M. Simpson a mis en cause les sorties de fonds d’actions britanniques et “l’apathie” à l’égard de l’investissement dans les petites entreprises britanniques, compte tenu de leurs piètres performances de ces dernières années.
Selon Bidhi Bhoma, directeur général adjoint de Panmure Liberum, les fonds d’actions britanniques ont connu 41 mois consécutifs de décollecte, ce qui explique l’augmentation du nombre de départs de l’AIM. En temps utile, il n’y a pas eu assez d’introductions en bourse pour compenser ces départs.
“C’est un problème pour l’économie britannique, car la création d’emplois et les recettes fiscales, qui sont vitales pour l’économie britannique, découlent d’un marché AIM dynamique”, a déclaré Bidhi Bhoma.
Selon M. Jones de Peel Hunt, la réduction de moitié de l’allègement de l’impôt sur les successions est un autre catalyseur récent qui a incité certaines des plus de 600 sociétés cotées à l’AIM à quitter l’indice.
Auparavant, les propriétaires d’entreprises cotées sur l’AIM bénéficiaient d’une exonération totale des droits de succession sur leurs actions. Mais dans son budget du 30 octobre, la ministre des finances Rachel Reeves a réduit de moitié cette exonération, et les investisseurs de l’AIM doivent désormais s’acquitter d’un impôt effectif de 20 % sur leurs participations.
Pour inverser ce déclin, M. Bhoma a déclaré qu’une solution pourrait consister à obliger les opérateurs de régimes de retraite à allouer un pourcentage minimum de leurs actifs au Royaume-Uni.
M. Simpson, de Quest, a suggéré de rétablir les plans de comptes d’épargne exempts d’impôts au Royaume-Uni qui investissent dans des actions britanniques.
La plupart des problèmes rencontrés par l’AIM se font également sentir sur la bourse principale, qui a vu le nombre d’introductions en bourse diminuer et un grand nombre d’opérations de prise de contrôle ont été réalisées au cours de l’année écoulée.

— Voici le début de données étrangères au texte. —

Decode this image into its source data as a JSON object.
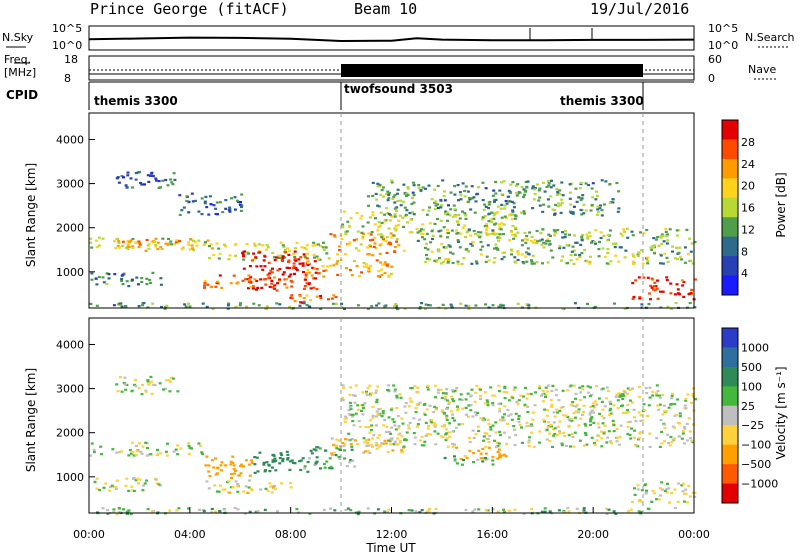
{
  "header": {
    "title": "Prince George (fitACF)",
    "beam": "Beam 10",
    "date": "19/Jul/2016"
  },
  "noise_panel": {
    "left_label": "N.Sky",
    "right_label": "N.Search",
    "left_ticks": [
      "10^5",
      "10^0"
    ],
    "right_ticks": [
      "10^5",
      "10^0"
    ]
  },
  "freq_panel": {
    "left_label_1": "Freq.",
    "left_label_2": "[MHz]",
    "left_ticks": [
      "18",
      "8"
    ],
    "right_ticks": [
      "60",
      "0"
    ],
    "right_label": "Nave"
  },
  "cpid_panel": {
    "label": "CPID",
    "segments": [
      {
        "name": "themis 3300",
        "start": 0,
        "end": 10
      },
      {
        "name": "twofsound 3503",
        "start": 10,
        "end": 22
      },
      {
        "name": "themis 3300",
        "start": 22,
        "end": 24
      }
    ]
  },
  "power_colorbar": {
    "label": "Power [dB]",
    "ticks": [
      "28",
      "24",
      "20",
      "16",
      "12",
      "8",
      "4"
    ],
    "colors": [
      "#e40000",
      "#ff4a00",
      "#ff9a00",
      "#ffd21c",
      "#b6d934",
      "#4e9e4c",
      "#2e6b8a",
      "#2840b4",
      "#1a1aff"
    ]
  },
  "velocity_colorbar": {
    "label": "Velocity [m s⁻¹]",
    "ticks": [
      "1000",
      "500",
      "100",
      "25",
      "−25",
      "−100",
      "−500",
      "−1000"
    ],
    "colors": [
      "#2a3cc8",
      "#2f6f9f",
      "#2e8b57",
      "#44b83c",
      "#bfbfbf",
      "#ffd23c",
      "#ffa000",
      "#ff5a00",
      "#e20000"
    ]
  },
  "chart_data": [
    {
      "type": "line",
      "name": "N.Sky / N.Search noise",
      "x": [
        0,
        2,
        4,
        6,
        8,
        10,
        12,
        13,
        14,
        16,
        18,
        20,
        22,
        24
      ],
      "values": [
        0.62,
        0.68,
        0.74,
        0.72,
        0.66,
        0.5,
        0.52,
        0.7,
        0.6,
        0.55,
        0.56,
        0.58,
        0.58,
        0.6
      ],
      "xlim": [
        0,
        24
      ]
    },
    {
      "type": "heatmap",
      "name": "Power",
      "ylabel": "Slant Range [km]",
      "yticks": [
        1000,
        2000,
        3000,
        4000
      ],
      "ylim": [
        180,
        4600
      ],
      "xlim": [
        0,
        24
      ],
      "zlabel": "Power [dB]",
      "regions": [
        {
          "t0": 0.0,
          "t1": 4.5,
          "r0": 1500,
          "r1": 1800,
          "p": 16
        },
        {
          "t0": 1.0,
          "t1": 5.0,
          "r0": 1550,
          "r1": 1750,
          "p": 20
        },
        {
          "t0": 4.5,
          "t1": 9.5,
          "r0": 1300,
          "r1": 1700,
          "p": 14
        },
        {
          "t0": 6.0,
          "t1": 9.0,
          "r0": 600,
          "r1": 1500,
          "p": 28
        },
        {
          "t0": 4.5,
          "t1": 8.0,
          "r0": 650,
          "r1": 950,
          "p": 24
        },
        {
          "t0": 8.5,
          "t1": 12.0,
          "r0": 900,
          "r1": 1300,
          "p": 20
        },
        {
          "t0": 9.5,
          "t1": 12.5,
          "r0": 1400,
          "r1": 1900,
          "p": 20
        },
        {
          "t0": 10.0,
          "t1": 17.0,
          "r0": 1800,
          "r1": 2400,
          "p": 14
        },
        {
          "t0": 11.0,
          "t1": 21.0,
          "r0": 2300,
          "r1": 3100,
          "p": 10
        },
        {
          "t0": 13.0,
          "t1": 24.0,
          "r0": 1200,
          "r1": 2000,
          "p": 12
        },
        {
          "t0": 1.0,
          "t1": 3.5,
          "r0": 2900,
          "r1": 3300,
          "p": 6
        },
        {
          "t0": 0.0,
          "t1": 3.0,
          "r0": 700,
          "r1": 1000,
          "p": 8
        },
        {
          "t0": 7.5,
          "t1": 10.0,
          "r0": 300,
          "r1": 500,
          "p": 24
        },
        {
          "t0": 21.5,
          "t1": 24.0,
          "r0": 400,
          "r1": 900,
          "p": 26
        },
        {
          "t0": 0.0,
          "t1": 24.0,
          "r0": 180,
          "r1": 320,
          "p": 10
        },
        {
          "t0": 3.5,
          "t1": 6.0,
          "r0": 2300,
          "r1": 2800,
          "p": 6
        }
      ]
    },
    {
      "type": "heatmap",
      "name": "Velocity",
      "ylabel": "Slant Range [km]",
      "yticks": [
        1000,
        2000,
        3000,
        4000
      ],
      "ylim": [
        180,
        4600
      ],
      "xlim": [
        0,
        24
      ],
      "xlabel": "Time UT",
      "xticks": [
        "00:00",
        "04:00",
        "08:00",
        "12:00",
        "16:00",
        "20:00",
        "00:00"
      ],
      "zlabel": "Velocity [m s⁻¹]",
      "regions": [
        {
          "t0": 0.0,
          "t1": 4.5,
          "r0": 1500,
          "r1": 1800,
          "v": 0
        },
        {
          "t0": 4.5,
          "t1": 6.5,
          "r0": 1000,
          "r1": 1500,
          "v": -300
        },
        {
          "t0": 6.5,
          "t1": 9.0,
          "r0": 1100,
          "r1": 1600,
          "v": 200
        },
        {
          "t0": 8.5,
          "t1": 10.5,
          "r0": 1200,
          "r1": 1700,
          "v": 80
        },
        {
          "t0": 4.5,
          "t1": 8.0,
          "r0": 650,
          "r1": 950,
          "v": -50
        },
        {
          "t0": 9.5,
          "t1": 12.5,
          "r0": 1500,
          "r1": 1900,
          "v": -100
        },
        {
          "t0": 10.0,
          "t1": 24.0,
          "r0": 1700,
          "r1": 3100,
          "v": 0
        },
        {
          "t0": 14.5,
          "t1": 16.5,
          "r0": 1400,
          "r1": 1700,
          "v": -200
        },
        {
          "t0": 14.0,
          "t1": 16.0,
          "r0": 1300,
          "r1": 1500,
          "v": 60
        },
        {
          "t0": 1.0,
          "t1": 3.5,
          "r0": 2900,
          "r1": 3300,
          "v": 0
        },
        {
          "t0": 0.0,
          "t1": 3.0,
          "r0": 700,
          "r1": 1000,
          "v": 0
        },
        {
          "t0": 21.5,
          "t1": 24.0,
          "r0": 400,
          "r1": 900,
          "v": 0
        },
        {
          "t0": 0.0,
          "t1": 24.0,
          "r0": 180,
          "r1": 320,
          "v": 50
        }
      ]
    }
  ]
}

Certaines entreprises déplacent également leur cotation aux États-Unis pour obtenir de meilleures valorisations.
Il est certain que les analystes observent un renversement des flux d’actions vers l’Europe, qui pourrait endiguer cette tendance et soutenir les nouvelles émissions à Londres.
“Bien que nous voyions des signes avant-coureurs, nous devons résoudre le problème de capital qui existe au Royaume-Uni, ce qui, à son tour, permettra de répondre à l’appétit des sociétés privées pour les introductions en bourse”, a déclaré M. Bhoma.